Keefe, a private man who did not want to comment for this article, was a first responder of sorts, while Gately took care of the funeral service arrangements. Keefe has been the recipient of who knows how many phone calls, which might come at any time, day or night, with the news of a person’s death. Keefe has demonstrated a tremendous commitment to “being there,” Gately said.
Galen Malicoat, whose family goes back generations in Provincetown, recalled how, when her aunt Martha Malicoat Dunigan died in 2002, the family sought to honor her wish to avoid both a hearse and a casket. Martha’s daughter Breon and brother Conrad Malicoat, both artists, made her a “boat” instead. The family then put it in the back of Conrad’s pickup truck for the journey to the crematorium.
When Conrad Malicoat died in 2014, Breon and Conrad’s three daughters, Galen, Robena, and Bronwyn Malicoat, made a burial vessel for him and created a colorful covering for it with their own drawings.
Breon built a third boat when Anne Lord Malicoat, Conrad’s wife, died in 2019. This one was drawn by a horse made of plywood, because Anne loved horses.
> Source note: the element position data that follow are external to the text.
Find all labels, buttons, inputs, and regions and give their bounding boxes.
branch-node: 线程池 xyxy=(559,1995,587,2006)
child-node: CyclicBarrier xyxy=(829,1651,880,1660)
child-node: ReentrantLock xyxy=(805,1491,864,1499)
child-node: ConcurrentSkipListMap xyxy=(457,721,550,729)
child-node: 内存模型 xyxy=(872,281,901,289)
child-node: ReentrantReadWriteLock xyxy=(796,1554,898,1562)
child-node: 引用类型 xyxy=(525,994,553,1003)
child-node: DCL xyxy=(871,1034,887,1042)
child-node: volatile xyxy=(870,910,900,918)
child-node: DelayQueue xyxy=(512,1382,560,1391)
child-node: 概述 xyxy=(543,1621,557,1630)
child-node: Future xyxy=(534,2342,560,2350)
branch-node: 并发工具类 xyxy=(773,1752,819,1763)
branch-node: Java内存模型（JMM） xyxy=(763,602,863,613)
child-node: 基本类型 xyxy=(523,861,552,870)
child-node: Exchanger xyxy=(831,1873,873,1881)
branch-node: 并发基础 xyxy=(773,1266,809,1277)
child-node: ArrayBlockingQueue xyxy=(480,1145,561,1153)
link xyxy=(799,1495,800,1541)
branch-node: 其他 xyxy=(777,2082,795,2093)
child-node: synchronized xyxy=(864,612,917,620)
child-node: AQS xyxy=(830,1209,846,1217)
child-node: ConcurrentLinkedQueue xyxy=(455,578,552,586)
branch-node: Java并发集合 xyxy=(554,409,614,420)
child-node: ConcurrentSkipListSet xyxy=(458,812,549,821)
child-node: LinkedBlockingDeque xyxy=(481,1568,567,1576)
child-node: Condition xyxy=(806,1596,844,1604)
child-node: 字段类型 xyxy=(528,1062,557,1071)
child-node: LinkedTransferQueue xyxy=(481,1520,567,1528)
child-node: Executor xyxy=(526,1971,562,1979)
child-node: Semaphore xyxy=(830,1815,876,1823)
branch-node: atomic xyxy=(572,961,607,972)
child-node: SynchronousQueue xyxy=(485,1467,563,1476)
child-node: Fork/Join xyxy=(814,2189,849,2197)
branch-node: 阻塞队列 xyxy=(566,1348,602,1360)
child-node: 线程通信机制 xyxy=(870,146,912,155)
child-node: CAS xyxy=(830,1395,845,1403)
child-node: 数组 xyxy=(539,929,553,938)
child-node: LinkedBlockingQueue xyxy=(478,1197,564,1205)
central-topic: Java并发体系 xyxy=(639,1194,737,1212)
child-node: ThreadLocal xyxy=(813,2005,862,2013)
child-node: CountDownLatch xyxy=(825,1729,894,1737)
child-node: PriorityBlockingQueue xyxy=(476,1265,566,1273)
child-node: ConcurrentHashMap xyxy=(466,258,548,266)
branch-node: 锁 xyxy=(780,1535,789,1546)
Anne’s daughters positioned the horse in the back of the pickup truck so that it was visible to everyone as they rode to the Plymouth crematorium, according to Robena.
The family’s desire to handle and transport the body instead of handing the task over to a licensed funeral director required navigating through a labyrinth of paperwork overseen by bewildered officials.
Jim Keefe “held my hand” throughout, said Robena. “He was just so kind making these things happen for us.”
“Jim has quietly contributed more to Provincetown than anybody will ever know,” Gately said. “The funeral home has only been part of the contribution. He has always been available. He is very private, and what I know of Jim is probably not much more than you know. But I do know this: without Jim we would not have been able to stay in Provincetown as long as we did.”